Can you imagine, dear mother, a macabre intersection between the two paths, when the rat, standing on its hind legs, did not attempt to attack, but instead addressed me? Can you imagine it, that the beast called me by name, and assured me it meant no harm? I beg you, use your imagination! It is by no means my intention to burden your mind with grotesque images, but I swear on all that is dear and sacred to me that I speak the truth, when I say that rat said to me in perfectly spoken English, ‘Mister Lewis Sir! Your design is exemplary! If you continue like this, your toil will be rewarded with great success!’

Ah, mother, how can I require you to believe these words? How can I require you, to take me seriously in any way, when I tell you that the rat then introduced himself as ‘Droot’, apologized and said he had to leave, complimented me once again on my ‘design work’ and then, walking on his hind legs, tripped to the door of my room and opened it with the help of a leap, wishing me a good evening, to hopefully disappear from my life forever?

Dear mother, I cannot do all that.

The whole story degenerates on paper into the bluster of a vulgar drunkard, even if his narration exhibits a certain structure, correct use of grammar and proper choice of words.

The words and the paper make of an unholy, or sacred event (even this is confusing for me) that touched me in the depths of my mind and soul; as if the Creator wanted to scold me at that unholy moment, by mocking the rules of the cosmic game devised by himself; the words and the paper make of all this an unholy anecdote, which could not even find its place in a literary work of dubious quality.

My dog is still in a state of shock and, dare I say it, disbelief.

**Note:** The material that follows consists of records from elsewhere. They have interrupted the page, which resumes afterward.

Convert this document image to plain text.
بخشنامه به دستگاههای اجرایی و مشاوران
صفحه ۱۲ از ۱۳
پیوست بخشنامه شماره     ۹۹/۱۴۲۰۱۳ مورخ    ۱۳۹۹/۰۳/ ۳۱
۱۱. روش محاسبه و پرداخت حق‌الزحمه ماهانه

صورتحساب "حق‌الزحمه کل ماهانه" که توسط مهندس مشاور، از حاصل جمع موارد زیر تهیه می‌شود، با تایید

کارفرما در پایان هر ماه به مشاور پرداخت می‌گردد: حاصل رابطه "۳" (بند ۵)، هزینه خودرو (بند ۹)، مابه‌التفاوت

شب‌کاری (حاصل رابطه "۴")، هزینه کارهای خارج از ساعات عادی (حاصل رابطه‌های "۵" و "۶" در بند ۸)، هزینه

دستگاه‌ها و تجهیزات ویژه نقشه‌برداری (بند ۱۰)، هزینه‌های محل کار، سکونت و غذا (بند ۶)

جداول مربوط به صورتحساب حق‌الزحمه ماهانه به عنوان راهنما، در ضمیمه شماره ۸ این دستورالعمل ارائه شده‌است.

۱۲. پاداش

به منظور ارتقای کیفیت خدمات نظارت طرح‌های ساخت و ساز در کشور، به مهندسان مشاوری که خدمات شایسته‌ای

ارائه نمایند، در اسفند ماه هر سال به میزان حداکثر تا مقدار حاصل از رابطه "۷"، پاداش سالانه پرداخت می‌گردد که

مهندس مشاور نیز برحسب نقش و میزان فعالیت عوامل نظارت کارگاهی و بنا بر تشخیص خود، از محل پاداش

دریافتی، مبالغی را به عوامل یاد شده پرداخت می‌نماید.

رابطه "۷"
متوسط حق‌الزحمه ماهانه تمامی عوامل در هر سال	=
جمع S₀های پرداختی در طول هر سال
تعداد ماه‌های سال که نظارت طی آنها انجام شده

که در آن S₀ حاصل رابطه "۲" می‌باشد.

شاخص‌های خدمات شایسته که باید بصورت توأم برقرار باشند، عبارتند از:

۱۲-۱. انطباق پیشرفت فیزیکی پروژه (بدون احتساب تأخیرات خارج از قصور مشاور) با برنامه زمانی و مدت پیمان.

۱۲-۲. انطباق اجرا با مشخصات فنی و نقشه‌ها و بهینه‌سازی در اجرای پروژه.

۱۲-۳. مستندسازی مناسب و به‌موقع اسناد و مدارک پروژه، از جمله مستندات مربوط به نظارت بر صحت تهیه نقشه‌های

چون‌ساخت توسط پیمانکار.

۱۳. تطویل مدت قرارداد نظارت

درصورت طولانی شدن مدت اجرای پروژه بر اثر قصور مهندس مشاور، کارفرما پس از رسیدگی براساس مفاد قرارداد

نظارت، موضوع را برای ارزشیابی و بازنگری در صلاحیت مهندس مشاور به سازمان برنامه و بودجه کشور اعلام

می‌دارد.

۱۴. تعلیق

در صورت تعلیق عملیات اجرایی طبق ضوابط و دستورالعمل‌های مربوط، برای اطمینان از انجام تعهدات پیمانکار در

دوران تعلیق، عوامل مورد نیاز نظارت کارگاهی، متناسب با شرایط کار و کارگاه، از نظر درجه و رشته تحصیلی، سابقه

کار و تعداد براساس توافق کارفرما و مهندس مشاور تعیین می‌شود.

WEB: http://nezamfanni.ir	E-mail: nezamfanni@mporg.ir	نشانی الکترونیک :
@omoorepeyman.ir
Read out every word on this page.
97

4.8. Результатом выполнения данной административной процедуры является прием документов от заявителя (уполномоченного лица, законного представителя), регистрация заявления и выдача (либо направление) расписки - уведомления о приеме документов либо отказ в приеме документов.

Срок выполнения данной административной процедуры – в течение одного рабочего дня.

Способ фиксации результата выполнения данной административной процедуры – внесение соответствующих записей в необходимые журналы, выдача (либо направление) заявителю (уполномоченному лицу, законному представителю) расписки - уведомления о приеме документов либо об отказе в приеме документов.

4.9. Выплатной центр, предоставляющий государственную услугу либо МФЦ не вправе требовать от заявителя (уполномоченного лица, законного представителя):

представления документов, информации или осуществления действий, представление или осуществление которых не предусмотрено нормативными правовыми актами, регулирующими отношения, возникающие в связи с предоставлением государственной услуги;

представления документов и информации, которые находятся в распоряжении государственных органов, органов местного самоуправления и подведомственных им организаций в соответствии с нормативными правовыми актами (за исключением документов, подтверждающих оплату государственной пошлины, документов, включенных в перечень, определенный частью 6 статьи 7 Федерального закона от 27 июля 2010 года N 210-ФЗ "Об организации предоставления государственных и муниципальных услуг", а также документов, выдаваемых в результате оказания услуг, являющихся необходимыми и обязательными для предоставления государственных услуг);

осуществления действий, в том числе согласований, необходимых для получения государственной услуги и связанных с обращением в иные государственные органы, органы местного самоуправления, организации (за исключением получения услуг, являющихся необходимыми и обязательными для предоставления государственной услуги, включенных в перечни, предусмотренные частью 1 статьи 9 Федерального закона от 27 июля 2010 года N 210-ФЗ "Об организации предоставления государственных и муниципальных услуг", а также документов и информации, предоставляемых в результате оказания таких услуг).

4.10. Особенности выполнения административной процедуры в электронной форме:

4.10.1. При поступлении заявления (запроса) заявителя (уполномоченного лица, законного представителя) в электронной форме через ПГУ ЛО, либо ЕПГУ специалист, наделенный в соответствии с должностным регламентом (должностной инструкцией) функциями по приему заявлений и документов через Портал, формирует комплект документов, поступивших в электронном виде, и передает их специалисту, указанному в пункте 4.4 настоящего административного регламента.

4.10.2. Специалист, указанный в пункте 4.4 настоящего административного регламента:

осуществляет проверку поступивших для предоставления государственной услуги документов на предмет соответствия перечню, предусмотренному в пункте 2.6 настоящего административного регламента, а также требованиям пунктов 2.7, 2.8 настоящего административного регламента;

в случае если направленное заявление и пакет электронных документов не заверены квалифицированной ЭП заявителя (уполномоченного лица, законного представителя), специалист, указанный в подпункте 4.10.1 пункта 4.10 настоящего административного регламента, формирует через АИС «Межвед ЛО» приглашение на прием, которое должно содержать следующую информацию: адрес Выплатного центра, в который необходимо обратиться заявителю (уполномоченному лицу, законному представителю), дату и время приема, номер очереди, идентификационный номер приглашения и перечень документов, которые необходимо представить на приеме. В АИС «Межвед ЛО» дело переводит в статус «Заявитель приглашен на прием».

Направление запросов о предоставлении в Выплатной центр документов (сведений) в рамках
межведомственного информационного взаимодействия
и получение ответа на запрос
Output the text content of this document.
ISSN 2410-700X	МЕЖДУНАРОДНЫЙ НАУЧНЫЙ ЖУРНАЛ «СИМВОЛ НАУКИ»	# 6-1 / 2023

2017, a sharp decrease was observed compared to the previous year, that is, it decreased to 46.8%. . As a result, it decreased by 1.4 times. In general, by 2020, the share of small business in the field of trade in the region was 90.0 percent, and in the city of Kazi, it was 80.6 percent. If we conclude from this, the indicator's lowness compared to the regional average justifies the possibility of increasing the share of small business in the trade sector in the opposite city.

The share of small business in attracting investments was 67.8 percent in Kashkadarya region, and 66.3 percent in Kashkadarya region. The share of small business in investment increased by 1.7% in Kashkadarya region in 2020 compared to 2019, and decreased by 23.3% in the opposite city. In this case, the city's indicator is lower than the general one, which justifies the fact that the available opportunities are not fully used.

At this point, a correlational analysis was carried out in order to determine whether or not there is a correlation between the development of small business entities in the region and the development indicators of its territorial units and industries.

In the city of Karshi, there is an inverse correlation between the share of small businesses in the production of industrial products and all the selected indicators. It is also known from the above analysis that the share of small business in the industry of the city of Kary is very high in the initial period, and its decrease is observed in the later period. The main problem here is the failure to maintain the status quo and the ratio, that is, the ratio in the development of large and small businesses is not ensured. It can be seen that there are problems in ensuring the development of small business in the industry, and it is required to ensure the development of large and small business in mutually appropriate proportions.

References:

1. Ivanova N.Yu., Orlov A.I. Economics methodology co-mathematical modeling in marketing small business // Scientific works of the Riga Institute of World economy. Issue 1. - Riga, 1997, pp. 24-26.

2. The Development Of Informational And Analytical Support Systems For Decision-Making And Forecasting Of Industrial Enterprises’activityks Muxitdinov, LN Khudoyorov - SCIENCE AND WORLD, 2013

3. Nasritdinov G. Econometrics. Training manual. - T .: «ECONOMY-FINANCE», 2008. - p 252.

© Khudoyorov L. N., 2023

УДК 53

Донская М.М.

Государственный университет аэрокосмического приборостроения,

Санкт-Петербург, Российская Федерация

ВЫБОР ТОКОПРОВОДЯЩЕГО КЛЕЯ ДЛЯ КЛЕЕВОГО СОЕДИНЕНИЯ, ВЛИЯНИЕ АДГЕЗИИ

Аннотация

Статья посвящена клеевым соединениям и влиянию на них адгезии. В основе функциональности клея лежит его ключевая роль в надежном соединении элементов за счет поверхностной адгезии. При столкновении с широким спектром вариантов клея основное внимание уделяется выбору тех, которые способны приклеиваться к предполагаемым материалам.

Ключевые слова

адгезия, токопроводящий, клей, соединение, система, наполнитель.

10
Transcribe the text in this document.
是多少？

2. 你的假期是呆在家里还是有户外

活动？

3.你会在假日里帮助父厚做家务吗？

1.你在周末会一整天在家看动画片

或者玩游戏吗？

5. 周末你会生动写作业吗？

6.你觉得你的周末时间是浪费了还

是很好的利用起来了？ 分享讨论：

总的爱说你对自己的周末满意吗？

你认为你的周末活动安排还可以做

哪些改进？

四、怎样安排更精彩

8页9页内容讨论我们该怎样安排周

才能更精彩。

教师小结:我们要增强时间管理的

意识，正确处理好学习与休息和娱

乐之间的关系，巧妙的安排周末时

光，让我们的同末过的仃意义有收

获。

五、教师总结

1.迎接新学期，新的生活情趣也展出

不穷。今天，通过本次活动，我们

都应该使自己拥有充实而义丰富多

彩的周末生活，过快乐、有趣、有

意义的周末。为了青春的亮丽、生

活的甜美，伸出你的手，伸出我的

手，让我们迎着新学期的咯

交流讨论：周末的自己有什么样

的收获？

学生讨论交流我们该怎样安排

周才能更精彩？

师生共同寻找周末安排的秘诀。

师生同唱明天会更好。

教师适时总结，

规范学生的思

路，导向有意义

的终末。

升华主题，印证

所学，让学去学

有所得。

The brave animal recoiled as soon as the rat spoke. His natural instinct told him, that this aberration gnawed at the whole structure and nature of knowable things, like the first signs of a cancer, which will soon affect the whole body until it, mouldy, rotten and effaced, succumbs forever.

Mother, tell me I am working too hard! Tell me it’s time to put down the pen temporarily! Please tell me that I have seen things that were not there, are not there, and will never be there! Please, do not let your son languish in this hellish spasm of despair! Ah, it’s already too late, it’s already too late….

Only writing can save me from this mental catastrophe, and I write, mother, oh, I write!

Farewell, my dear mother, write to me soon, and believe me, your most, most affectionate Son,

M.G. Lewis

Unsent letter from Matthew Gregory Lewis to his mother Frances Maria Sewell Lewis, dated 30 August, 1794.